We feel that 90 percent of parity would give us a fair return for the investment and labor involved in our industry, so that we may further secure the Nation's agriculture for today and for the future. We feel that this is neither an excessive nor an exorbitant demand, but rather a request which embodies a realistic approach to the poultrymen's problem. January 1954 through June 1955 was a decidedly ruinous period for egg producers, a period during which a disastrous egg-feed ratio existed.

It will take time to overcome the effects of this period. Buying power of poultry farmers was and still is drastically curtailed. Our rural communities and local businesses have felt and are continuing to feel the effects of lower farm income. Poultry farmers have stretched their sources of credit and their credit ratings to the limit. The attitude of the commercial banks in the area toward poultry farmers is one of extreme caution.

We poultry farmers are completely disgusted and disheartened that both political parties, once every 4 years, use us as a football. We would like the same consideration given to poultry farmers as the Government has been giving to other farm groups and to other lobby groups. Now we are asking for fairness, understanding, and consideration. We hope that we poultrymen will never have to come to our Government with demands.

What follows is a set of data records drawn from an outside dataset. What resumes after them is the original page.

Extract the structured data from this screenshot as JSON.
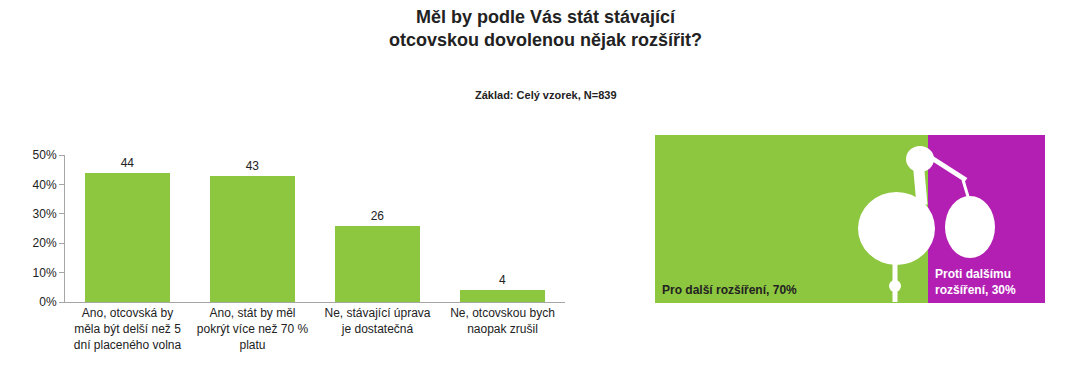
{
  "chart_data": [
    {
      "type": "bar",
      "title": "Měl by podle Vás stát stávající\notcovskou dovolenou nějak rozšířit?",
      "subtitle": "Základ: Celý vzorek, N=839",
      "categories": [
        "Ano, otcovská by\nměla být delší než 5\ndní placeného volna",
        "Ano, stát by měl\npokrýt více než 70 %\nplatu",
        "Ne, stávající úprava\nje dostatečná",
        "Ne, otcovskou bych\nnaopak zrušil"
      ],
      "values": [
        44,
        43,
        26,
        4
      ],
      "color": "#8dc63f",
      "ylim": [
        0,
        50
      ],
      "yticks": [
        {
          "value": 0,
          "label": "0%"
        },
        {
          "value": 10,
          "label": "10%"
        },
        {
          "value": 20,
          "label": "20%"
        },
        {
          "value": 30,
          "label": "30%"
        },
        {
          "value": 40,
          "label": "40%"
        },
        {
          "value": 50,
          "label": "50%"
        }
      ],
      "grid": false,
      "data_labels": true
    },
    {
      "type": "bar",
      "orientation": "horizontal",
      "stacked": true,
      "xlim": [
        0,
        100
      ],
      "tick_labels": false,
      "data_labels": true,
      "series": [
        {
          "name": "Pro další rozšíření",
          "color": "#8dc63f",
          "values": [
            70
          ],
          "value_labels": [
            "Pro další rozšíření, 70%"
          ]
        },
        {
          "name": "Proti dalšímu rozšíření",
          "color": "#b31eb3",
          "values": [
            30
          ],
          "value_labels": [
            "Proti dalšímu\nrozšíření, 30%"
          ]
        }
      ]
    }
  ]
}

STATEMENT FILED BY JACK B. BISHOP, STEUBEN AREA POTATO COUNCIL,

WAYLAND, N. Y.

The Steuben Area Potato Council requested time to present their views to you today. But have not received a reply. We respectfully request that you read this telegram to your group and have it inserted in their records as our statement. Our area grows over half of all potatoes grown in upstate New York. We are convinced that there will be a farm program for a long time to come, and we demand comparable protection to that afforded other farmers. As we see it the only way to protect potato growers from diverted acres is to establish acreage allotments for potatoes without going into detail.

We favor legislation similar to S. 2634 introduced at the 81st Congress in 1949 with some important revisions including a national market agreement or similar legislation to withhold low grades, provision for shipping holidays, standby diversion plants, strict control of imports, and a check of system to provide money for research and promotion on a national scale.

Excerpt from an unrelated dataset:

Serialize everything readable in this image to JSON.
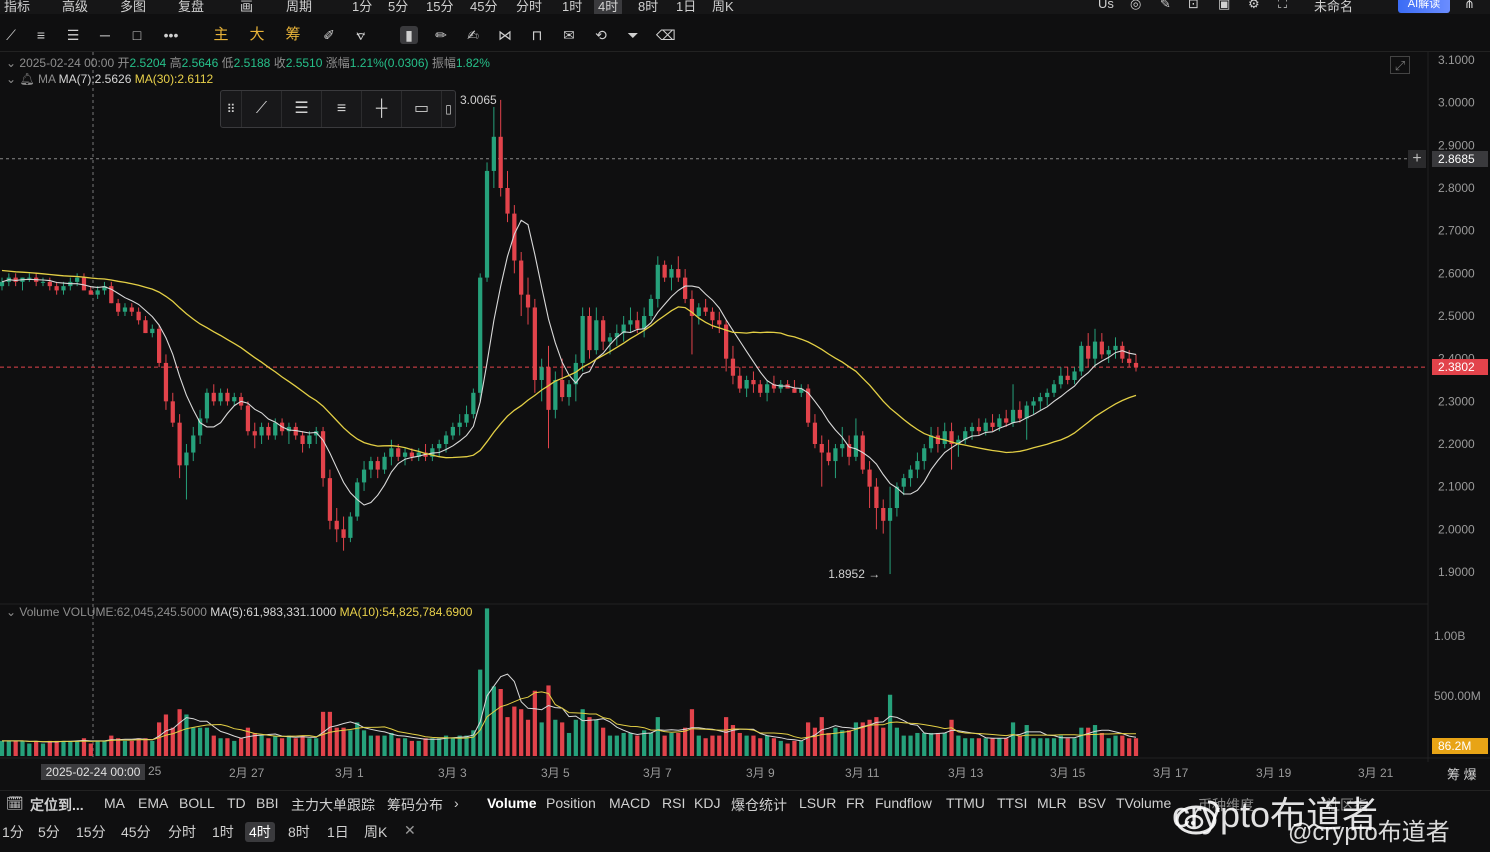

If we have the machinery to hold our production somewhere near in line with demand we can then siphon off the small but inevitable surplus through marketing agreements, and will not necessarily need price support except for moderate diversion payments occasionally. We have no faith in any voluntary approach. The ineffectiveness of acreage grades has been demonstrated this year. Potato growers are in a very serious financial condition, are worse than at any time in their history, and the smaller ones will be taken over by large corporate interests. We urge that your committee give potatoes equal treatment in any new farm legislation.

Regarding the overall surplus problem suggest that you consider raising the support level and drastically cutting acreage until the surplus has been brought down to the desired level. In this way the farmers income will be maintained and the Government will be able to sell its surplus at prices that will not show a loss. Possibly a two-price system would be needed to carry this suggestion out. We have faith that your committee will find the answers to many of the problems that are causing such great depression in agriculture when the rest of the economy is enjoying unprecedented prosperity.